Lynn Davis, an executive with the Boston-based firm who once headed the private bank at Shawmut National Corp., was named president of Fidelity Asset Management and Trust Co., according to an internal announcement.
Ms. Davis' "primary responsibility is creating products and services for the contractual advice marketplace, as well as to enhance efforts in personal trust," read the announcement, which was signed by Fidelity's retail group president, Paul Hondros.
Ms. Davis, who joined Fidelity in 1995 as executive vice president of premium client development, declined to comment on her appointment. But a spokeswoman explained that instead on concentrating on mutual fund sales, the new unit will provide fee-based services, including asset management and trust and estate work, to the wealthy.
Fidelity Asset Management and Trust will be based in Boston and serve as a cornerstone for Fidelity's growing wealth-management business. In recent years, the parent FMR Corp. has chartered trust companies in California, Massachusetts, New York, and Texas and hired prominent executives from banks to run them.
"The rationale is that the market for asset management services and wrap fee products continues to grow at a rapid pace," Mr. Hondros wrote to his staff. "At the same time, there is increased product demand for trust services."

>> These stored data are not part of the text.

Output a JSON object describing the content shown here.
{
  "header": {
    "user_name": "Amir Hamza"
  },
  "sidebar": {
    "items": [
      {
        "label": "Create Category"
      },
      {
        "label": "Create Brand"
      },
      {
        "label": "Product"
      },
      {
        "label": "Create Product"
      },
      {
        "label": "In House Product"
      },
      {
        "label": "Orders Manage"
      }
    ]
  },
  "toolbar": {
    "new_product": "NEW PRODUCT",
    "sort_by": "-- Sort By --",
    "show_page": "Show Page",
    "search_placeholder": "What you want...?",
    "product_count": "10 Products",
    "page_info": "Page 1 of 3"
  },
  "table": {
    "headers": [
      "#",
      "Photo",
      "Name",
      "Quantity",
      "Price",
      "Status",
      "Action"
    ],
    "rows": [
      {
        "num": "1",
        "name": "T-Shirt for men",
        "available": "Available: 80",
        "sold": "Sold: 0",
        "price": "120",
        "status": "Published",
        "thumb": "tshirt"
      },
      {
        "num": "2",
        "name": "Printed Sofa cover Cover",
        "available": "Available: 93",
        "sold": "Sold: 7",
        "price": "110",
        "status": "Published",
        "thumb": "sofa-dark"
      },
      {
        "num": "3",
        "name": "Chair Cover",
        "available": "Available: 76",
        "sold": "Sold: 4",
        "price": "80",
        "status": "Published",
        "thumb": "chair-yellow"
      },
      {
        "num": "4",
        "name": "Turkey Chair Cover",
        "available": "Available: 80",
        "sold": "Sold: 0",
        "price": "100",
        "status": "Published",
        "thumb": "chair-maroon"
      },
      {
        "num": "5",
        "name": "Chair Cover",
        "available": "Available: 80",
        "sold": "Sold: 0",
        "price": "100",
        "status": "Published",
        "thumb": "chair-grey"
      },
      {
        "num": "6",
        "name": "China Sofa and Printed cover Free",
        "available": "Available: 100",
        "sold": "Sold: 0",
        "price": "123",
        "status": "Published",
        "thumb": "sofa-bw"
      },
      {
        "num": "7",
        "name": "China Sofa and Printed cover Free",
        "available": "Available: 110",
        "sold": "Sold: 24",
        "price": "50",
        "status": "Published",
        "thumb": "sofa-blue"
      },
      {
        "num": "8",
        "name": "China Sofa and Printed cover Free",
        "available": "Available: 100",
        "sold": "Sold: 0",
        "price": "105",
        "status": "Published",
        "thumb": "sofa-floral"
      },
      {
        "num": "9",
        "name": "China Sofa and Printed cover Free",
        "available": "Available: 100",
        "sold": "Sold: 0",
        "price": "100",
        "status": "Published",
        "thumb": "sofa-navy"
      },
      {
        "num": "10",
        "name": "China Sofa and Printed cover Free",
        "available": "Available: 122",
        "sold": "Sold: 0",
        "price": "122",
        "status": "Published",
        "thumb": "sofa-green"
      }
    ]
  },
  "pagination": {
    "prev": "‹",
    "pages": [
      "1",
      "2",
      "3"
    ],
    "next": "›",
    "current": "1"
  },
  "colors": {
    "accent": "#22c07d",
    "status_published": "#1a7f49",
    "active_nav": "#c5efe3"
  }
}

Observers said Ms. Davis is a logical choice to execute the fund giant's plan. At Shawmut, which was acquired in 1995 by Fleet Financial Group Inc., her responsibilities included personal investment services and discount brokerage. Before that, she worked at Chase Manhattan, where, according to a former colleague, she successfully developed a personal banking service for affluent individuals.
"She is a top-notch professional. She has very broad experience," said the former colleague, William R. White, now a senior consultant in the New York office of the Spectrem Group.
Mr. White, who works with asset managers that serve the wealthy, added the new group will help Fidelity broaden its sources of revenue.
"The payoff is if you get a relationship with an affluent client and develop it," Mr. White said, "then you get thousands of dollars of revenue per household as opposed to a few hundred."
The Fidelity spokeswoman declined to comment on how the new group will promote itself, saying it was "premature" to discuss marketing plans. Fidelity Asset Management will work to pick up pieces of business that normally would go to the competition, including banks.
"The high-net-worth clients that Fidelity has have a need for asset management services and trust services," the spokeswoman said. "And, we also obviously see a growing demand in the market in general for these services."
Several former bankers who joined Fidelity in the past year will be reporting to Ms. Davis. They include R. Daniel Banis, formerly with BankAmerica Corp.; Barbara E. Casey, Mellon Bank Corp.; Frimette T. Field, BayBanks Inc.; Bryan Keeney, U.S. Trust Corp.; and Rod Stell, First Interstate Bancorp.